If King Brothers Productions was still around, it might well be making movies like Lavalantula. If you’re new to this whole film movement (Sharktopus, Sharknado, etc), it might be an acquired taste – they’re Ed Wood-esque levels of bad in almost every respect, from the script to the effects.

 

From director Mike Mendez (Big Ass Spider, a similarly unambiguous effort) comes the story of earthquakes in Los Angeles that cracks the Earth open in volcanic fissures and issues forth giant lava spewing spiders to lay waste to the city, most Angelenos curiously unfazed as if it’s no more than a slightly inconvenient rainstorm.

 

And it all falls to faded action movie star Colton West (Steve Guttenburg) to save the day. Whether it’s taking command of a hop-on-hop-off bus on its way to Hollywood or dressing up in his old superhero costume to penetrate the den of the monstrous lavalantula queen’s nest in the climax, Guttenburg grits his teeth, cocks his shotgun and knows exactly what kind of film he’s in.

 

So does the production company behind the film (Cinetel Films, whose website lists titles like Stormageddon and Icetastrophe) and the network that originally aired it (SyFy).

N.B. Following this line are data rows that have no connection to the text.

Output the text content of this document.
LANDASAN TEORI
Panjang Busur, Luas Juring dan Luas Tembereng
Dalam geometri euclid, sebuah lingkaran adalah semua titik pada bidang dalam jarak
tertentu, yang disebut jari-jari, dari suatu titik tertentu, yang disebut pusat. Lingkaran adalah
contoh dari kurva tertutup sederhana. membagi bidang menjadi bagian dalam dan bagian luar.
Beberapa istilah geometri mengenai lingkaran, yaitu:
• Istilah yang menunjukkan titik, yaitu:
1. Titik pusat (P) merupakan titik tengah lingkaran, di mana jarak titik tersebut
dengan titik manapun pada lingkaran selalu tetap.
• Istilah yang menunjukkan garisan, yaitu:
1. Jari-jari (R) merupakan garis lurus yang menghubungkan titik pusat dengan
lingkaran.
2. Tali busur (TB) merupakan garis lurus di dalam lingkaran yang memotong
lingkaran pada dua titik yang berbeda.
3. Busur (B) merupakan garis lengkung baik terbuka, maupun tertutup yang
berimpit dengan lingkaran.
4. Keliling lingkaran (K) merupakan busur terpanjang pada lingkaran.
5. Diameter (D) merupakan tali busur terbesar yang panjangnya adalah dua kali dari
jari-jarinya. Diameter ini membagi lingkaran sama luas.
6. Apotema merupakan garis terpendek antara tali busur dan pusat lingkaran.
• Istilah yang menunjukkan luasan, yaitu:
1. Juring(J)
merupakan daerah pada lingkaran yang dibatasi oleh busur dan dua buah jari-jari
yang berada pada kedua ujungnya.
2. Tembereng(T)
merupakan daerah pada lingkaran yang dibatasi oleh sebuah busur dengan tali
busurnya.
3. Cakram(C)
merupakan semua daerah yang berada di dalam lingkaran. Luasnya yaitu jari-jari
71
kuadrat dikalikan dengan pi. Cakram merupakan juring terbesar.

If you’re in any doubt about where the film’s pitched, watch for the scene where Colton runs into Fin Shephard (Ian Ziering), desperately asking for his help but told by the latter he has a shark problem to deal with.

 

To say Lavalantula and its ilk are formulaic is almost to insult the word ‘formula’. The hero is once again estranged from his wife, misunderstood and believed to be a loser, with a teenage child who’s off fighting the threat facing the city with his friends in their own subplot.

 

But rather than hope you can look past the first-draft script, iMovie-quality special effects, shocking continuity and woeful acting, the movie wants them to be a selling point, something to be laughed with/at among pizza, beer and your least cinematically discriminating friends.

 

Now all the golden-hued serious dramas are crowding cinema screens as they jostle for 2016 Oscar recognition, seeing badly rendered CGI spiders the size of cocker spaniels vomit lava over screaming victims who burn and melt away in hilariously inauthentic death scenes might be just the antidote you need.

 

And if that’s not enough to get you interested, Guttenburg is joined by two of his original Police Academy colleagues, Marion Ramsey and Michael Winslow (the one who used to do sound effects).